About an hour later, SpaceX took to Twitter to post a triumphant photo of the Crew Dragon safely aboard the recovery vessel. In the snapshot, the capsule looked a little worse for wear, which is perfectly understandable given that it had just endured a fiery plunge through Earth’s atmosphere.

Today’s milestone wraps up a five-day mission in space designed to test the Crew Dragon ahead of its first manned spaceflight — the Demo-2 mission, currently targeted for July. The capsule took off on its inaugural test flight on March 2, launching from the historic Launch Complex 39A at Kennedy Space Center in Florida on board a SpaceX Falcon 9 rocket.

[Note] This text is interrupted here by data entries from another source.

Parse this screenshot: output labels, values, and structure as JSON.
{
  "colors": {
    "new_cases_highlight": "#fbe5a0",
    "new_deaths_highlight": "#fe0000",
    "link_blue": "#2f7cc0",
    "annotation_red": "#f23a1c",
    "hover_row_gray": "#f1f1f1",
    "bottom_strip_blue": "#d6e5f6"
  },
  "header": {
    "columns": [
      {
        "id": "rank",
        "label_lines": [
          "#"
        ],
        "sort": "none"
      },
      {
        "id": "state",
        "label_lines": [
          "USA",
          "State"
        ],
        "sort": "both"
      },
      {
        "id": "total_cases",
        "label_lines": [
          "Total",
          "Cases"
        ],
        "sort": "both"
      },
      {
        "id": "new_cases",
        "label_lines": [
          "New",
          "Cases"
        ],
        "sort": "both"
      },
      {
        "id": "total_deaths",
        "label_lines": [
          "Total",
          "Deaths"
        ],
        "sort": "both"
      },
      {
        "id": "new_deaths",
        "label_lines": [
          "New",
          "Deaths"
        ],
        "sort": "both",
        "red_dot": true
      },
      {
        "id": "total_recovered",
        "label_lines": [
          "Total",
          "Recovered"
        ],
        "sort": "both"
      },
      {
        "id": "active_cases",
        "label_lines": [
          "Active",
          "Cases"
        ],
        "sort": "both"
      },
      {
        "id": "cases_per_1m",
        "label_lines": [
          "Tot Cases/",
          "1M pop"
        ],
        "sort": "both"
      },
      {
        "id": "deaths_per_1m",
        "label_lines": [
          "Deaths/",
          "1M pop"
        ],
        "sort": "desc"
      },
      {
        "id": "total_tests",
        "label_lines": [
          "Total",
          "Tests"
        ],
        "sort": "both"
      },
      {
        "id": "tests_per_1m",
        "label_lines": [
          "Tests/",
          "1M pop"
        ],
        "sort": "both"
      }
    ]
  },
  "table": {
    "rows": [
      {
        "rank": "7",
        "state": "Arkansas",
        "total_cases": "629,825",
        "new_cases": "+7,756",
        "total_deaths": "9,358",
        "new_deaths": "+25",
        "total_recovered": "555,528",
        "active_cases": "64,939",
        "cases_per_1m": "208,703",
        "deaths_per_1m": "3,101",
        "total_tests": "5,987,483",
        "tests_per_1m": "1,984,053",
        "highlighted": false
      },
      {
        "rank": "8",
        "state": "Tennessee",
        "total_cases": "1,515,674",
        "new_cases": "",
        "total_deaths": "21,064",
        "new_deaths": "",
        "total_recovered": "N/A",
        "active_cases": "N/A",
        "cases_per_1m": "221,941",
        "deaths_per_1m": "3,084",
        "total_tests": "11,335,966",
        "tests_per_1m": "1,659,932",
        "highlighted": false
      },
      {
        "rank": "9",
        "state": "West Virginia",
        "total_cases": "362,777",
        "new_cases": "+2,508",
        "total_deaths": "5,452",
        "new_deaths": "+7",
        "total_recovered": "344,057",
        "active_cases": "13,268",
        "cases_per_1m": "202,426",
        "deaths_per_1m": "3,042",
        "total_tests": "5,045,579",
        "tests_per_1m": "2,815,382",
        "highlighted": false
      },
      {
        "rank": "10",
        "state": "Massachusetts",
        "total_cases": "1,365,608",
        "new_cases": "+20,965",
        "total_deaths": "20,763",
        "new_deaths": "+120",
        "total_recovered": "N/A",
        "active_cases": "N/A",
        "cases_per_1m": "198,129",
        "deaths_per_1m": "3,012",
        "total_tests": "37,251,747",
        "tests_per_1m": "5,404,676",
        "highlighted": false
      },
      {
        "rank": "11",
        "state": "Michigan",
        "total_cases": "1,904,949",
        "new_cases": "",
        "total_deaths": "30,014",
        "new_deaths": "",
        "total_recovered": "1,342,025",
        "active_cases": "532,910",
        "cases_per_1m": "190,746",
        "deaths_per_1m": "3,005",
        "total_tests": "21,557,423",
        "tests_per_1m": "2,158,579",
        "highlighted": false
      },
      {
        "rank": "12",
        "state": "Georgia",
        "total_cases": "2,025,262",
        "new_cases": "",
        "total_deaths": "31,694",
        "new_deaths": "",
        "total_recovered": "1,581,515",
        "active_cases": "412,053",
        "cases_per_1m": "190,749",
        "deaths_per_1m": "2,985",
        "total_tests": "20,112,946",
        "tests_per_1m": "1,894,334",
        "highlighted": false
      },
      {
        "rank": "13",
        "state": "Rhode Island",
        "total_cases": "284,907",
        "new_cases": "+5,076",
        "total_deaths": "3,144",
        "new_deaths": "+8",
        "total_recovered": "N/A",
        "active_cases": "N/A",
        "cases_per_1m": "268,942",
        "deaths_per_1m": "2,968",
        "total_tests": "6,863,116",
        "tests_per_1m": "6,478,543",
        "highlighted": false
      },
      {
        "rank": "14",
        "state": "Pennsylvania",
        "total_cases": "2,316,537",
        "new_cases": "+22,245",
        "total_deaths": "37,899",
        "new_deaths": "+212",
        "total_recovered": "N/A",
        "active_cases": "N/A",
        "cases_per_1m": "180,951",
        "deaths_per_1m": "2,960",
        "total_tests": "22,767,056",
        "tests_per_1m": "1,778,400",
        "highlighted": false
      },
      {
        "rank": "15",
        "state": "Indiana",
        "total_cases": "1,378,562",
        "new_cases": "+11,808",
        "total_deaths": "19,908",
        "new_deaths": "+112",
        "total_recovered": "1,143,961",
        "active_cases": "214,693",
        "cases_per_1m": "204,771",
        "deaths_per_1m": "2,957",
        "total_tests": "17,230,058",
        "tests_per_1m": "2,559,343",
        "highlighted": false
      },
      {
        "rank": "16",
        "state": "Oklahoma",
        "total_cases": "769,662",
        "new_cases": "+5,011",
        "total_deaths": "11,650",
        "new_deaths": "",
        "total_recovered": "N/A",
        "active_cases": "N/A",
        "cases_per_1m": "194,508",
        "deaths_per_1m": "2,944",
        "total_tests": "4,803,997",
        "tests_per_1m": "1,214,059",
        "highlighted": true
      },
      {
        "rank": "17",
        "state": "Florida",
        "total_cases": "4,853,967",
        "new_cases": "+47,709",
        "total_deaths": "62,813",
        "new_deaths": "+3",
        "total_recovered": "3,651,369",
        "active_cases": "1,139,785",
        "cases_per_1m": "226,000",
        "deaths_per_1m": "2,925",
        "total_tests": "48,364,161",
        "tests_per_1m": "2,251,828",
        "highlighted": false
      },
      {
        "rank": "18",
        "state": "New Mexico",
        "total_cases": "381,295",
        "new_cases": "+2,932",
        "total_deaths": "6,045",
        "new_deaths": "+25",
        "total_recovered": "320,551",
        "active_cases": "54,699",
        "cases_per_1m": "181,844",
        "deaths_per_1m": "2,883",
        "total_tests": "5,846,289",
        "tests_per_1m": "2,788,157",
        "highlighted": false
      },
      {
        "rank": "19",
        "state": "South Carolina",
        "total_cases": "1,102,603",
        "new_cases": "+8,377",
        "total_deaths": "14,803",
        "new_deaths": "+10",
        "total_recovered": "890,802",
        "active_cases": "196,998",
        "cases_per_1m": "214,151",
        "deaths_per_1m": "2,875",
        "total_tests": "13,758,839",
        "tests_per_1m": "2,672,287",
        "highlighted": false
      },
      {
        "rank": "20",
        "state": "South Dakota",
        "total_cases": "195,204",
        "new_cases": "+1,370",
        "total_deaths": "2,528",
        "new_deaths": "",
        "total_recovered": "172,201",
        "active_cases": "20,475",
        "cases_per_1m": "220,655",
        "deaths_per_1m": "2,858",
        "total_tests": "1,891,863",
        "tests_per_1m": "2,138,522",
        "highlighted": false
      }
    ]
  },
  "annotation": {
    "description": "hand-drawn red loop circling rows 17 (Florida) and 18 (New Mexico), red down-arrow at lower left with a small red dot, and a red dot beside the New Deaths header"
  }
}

As The Inquisitr previously reported, the Crew Dragon has now become the first commercially built U.S. spacecraft designed for astronauts to launch from American soil on a mission to the space station. In addition, the spacecraft also boasts the title of first American spacecraft to autonomously dock with the ISS after successfully latching onto the space station’s Harmony module one day after its March 2 launch.

SpaceX’s Crew Dragon capsule splashes in the Atlantic Ocean.

According to NASA Administrator Jim Bridenstine, the success of Crew Dragon’s first mission ushers in a “new era” of human space travel. The commercial spacecraft is designed to enable NASA astronauts to hitch a ride to the ISS without relying on the Russian Soyuz capsules — something which hasn’t been achieved since 2011, when NASA retired its Space Shuttle Program.

“Today’s successful re-entry and recovery of the Crew Dragon capsule after its first mission to the International Space Station marked another important milestone in the future of human spaceflight,” Bridenstine said in an official statement published on the NASA website.

“I am proud of the great work that has been done to get us to this point,” he added.